If you need to read other buckets, you can read-lock them in any order until you give up the collection read lock, at which point the writer may add or remove any intervals you havent locked. Order doesn't matter while acquiring these locks since the writer cannot be changing the vector while you hold the a read lock on the collection, and read locks do not contend.
For writes:
Take the write lock of the collection, then of the interval you want. Note that you must hold the collection write lock for the entirety of of any updates that will add or remove intervals. You can give up the collection lock if you are only updating one interval. Otherwise, you need to hold the write lock and acquire a write lock on any intervals you will be modifying. You can acquire the interval locks in any order, since no readers can acquire new read locks without the collection lock.
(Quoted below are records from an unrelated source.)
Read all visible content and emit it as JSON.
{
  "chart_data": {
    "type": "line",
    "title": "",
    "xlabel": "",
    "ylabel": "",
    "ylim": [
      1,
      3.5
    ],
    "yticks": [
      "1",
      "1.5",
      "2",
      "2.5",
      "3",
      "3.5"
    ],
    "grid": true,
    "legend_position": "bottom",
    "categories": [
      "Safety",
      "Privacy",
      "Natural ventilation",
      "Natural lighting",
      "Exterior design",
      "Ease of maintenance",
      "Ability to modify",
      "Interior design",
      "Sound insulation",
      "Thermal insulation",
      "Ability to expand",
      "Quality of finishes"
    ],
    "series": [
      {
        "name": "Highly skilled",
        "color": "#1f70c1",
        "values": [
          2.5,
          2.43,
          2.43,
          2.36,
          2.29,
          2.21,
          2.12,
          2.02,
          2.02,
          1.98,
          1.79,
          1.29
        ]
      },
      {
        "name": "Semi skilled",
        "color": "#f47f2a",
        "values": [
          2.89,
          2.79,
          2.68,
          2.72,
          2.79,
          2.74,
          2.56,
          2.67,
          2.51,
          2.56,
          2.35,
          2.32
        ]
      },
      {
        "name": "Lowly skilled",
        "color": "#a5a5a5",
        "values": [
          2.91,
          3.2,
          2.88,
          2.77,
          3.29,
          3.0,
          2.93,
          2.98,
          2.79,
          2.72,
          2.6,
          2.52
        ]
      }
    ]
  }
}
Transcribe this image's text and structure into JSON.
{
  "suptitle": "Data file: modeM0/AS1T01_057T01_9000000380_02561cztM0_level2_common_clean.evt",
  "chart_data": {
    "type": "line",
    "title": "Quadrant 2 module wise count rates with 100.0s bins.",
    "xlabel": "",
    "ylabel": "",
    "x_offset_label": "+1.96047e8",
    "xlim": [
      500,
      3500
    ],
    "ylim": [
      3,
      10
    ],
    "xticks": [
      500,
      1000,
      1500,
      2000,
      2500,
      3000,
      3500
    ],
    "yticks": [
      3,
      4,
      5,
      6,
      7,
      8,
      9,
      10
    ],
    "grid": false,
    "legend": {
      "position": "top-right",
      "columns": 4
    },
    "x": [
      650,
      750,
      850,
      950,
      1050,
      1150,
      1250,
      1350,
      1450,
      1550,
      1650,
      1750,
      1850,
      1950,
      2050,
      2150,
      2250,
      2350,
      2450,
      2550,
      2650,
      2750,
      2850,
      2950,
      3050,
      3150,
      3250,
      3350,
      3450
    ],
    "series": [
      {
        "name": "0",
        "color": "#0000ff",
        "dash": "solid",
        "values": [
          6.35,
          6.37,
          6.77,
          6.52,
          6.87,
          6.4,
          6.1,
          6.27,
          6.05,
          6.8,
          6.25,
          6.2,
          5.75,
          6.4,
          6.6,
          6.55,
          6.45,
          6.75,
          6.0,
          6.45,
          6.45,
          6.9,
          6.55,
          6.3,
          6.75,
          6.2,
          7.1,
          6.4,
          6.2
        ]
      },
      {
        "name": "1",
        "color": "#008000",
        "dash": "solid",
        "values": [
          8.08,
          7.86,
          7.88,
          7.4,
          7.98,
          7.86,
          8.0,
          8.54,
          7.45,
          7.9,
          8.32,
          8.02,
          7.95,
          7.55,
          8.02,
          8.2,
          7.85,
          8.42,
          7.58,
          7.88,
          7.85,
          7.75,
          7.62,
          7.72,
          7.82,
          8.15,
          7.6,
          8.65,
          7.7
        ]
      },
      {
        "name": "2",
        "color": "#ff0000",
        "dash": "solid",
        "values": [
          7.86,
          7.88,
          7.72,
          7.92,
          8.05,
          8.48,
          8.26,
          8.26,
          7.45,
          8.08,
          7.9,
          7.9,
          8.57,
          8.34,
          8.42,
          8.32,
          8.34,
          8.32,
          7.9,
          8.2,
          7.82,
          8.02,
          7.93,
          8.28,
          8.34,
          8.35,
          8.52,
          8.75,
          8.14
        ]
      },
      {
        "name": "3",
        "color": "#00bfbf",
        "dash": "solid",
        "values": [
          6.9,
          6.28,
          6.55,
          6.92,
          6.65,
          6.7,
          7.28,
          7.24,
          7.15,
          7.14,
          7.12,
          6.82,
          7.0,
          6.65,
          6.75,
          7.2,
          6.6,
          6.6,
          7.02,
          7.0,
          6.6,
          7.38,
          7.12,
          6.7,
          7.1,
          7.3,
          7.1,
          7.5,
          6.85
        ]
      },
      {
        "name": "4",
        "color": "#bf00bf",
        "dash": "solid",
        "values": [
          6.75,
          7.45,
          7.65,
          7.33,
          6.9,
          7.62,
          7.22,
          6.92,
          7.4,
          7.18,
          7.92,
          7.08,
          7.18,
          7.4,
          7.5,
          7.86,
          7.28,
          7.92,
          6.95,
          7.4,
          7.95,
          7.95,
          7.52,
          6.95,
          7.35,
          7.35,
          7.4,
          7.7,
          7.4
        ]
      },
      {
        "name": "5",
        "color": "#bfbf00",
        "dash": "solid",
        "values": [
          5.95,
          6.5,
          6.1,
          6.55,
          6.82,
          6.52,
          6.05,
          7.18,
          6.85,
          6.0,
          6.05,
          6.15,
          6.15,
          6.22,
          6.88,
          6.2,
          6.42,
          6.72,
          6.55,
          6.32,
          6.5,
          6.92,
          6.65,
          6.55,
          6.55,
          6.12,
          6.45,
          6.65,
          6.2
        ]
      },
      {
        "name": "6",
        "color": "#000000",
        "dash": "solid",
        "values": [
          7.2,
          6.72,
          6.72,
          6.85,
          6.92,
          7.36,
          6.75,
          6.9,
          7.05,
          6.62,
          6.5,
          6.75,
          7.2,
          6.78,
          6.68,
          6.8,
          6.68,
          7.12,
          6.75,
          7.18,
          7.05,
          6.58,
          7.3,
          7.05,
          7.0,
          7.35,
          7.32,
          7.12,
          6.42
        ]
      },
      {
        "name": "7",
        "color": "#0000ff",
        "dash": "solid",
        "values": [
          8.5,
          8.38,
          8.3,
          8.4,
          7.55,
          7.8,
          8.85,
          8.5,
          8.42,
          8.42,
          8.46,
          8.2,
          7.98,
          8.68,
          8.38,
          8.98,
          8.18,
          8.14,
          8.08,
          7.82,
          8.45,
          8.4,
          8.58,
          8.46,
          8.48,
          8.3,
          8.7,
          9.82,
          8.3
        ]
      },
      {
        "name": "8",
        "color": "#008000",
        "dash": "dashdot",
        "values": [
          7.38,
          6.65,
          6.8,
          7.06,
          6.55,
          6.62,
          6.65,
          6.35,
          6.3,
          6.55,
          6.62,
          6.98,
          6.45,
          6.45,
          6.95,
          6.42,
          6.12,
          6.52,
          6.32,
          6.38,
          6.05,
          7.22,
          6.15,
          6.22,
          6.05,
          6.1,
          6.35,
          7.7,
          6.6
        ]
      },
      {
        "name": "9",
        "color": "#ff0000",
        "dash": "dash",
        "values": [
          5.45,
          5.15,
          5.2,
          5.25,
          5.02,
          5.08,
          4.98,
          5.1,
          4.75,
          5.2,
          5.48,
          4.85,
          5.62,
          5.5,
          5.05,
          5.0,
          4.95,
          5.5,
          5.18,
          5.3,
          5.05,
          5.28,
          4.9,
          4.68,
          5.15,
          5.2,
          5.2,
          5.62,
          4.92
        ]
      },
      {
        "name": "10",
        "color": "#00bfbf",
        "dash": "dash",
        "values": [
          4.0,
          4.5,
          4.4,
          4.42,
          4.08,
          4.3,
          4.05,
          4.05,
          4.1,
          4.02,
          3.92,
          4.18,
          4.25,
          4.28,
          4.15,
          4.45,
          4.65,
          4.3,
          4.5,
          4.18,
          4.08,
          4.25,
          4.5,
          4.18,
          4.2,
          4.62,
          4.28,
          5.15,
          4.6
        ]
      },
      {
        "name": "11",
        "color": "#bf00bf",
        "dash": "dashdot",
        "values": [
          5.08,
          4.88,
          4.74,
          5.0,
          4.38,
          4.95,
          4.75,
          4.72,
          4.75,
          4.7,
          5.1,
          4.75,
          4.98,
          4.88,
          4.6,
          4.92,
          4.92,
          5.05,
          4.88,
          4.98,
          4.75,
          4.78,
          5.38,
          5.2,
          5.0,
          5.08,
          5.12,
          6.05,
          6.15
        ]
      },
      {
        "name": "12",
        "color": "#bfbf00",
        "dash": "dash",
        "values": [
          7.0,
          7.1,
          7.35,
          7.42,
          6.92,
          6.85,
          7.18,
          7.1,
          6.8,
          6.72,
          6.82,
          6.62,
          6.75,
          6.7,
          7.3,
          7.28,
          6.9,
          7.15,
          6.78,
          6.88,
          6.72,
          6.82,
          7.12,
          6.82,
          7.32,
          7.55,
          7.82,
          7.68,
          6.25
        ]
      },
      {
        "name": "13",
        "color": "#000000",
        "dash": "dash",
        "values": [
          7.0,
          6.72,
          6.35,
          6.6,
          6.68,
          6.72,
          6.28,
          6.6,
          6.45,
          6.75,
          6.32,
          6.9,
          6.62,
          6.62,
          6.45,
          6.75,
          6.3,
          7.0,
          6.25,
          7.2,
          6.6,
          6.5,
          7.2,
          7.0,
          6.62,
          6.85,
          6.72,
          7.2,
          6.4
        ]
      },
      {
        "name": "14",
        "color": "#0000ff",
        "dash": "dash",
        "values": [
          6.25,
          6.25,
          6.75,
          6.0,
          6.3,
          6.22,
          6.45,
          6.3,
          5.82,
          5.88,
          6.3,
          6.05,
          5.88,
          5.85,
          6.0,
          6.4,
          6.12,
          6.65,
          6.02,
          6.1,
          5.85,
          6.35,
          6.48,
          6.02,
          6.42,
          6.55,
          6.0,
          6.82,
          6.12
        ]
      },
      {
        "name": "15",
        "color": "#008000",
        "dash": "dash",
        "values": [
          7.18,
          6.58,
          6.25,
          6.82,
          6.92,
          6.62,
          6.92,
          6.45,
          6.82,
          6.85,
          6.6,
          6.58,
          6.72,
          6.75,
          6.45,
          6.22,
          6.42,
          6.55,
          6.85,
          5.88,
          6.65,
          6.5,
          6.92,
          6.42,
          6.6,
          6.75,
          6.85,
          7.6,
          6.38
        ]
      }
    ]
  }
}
The above works by being more selfish to the writer thread, which should eliminate starvation.
(2b) If you face reader starvation, which is even more unlikely, the best solution is to split the collection writes and reads apart. Hold the collection by shared pointer, and have a single write lock on it.
For reads:
Take the write lock and a copy of the shared_ptr. Give up the write lock. The reader can now read the collection without any locks (its immutable).
For writes:
Take a shared_ptr to the collection as per the reader, giving up the lock. Make a private copy of the collection and modify it (no locks required since its a private copy). Take the write lock again and replace the existing shared_ptr with your new collection. The last thread to finish with the old collection will destroy it. All future threads will use the newly updated collection.
Note that this algorithm only works with one writer, as per your problem description.
A concurrent binary tree might be a good fit, allowing reads and writes to different intervals to proceed in parallel.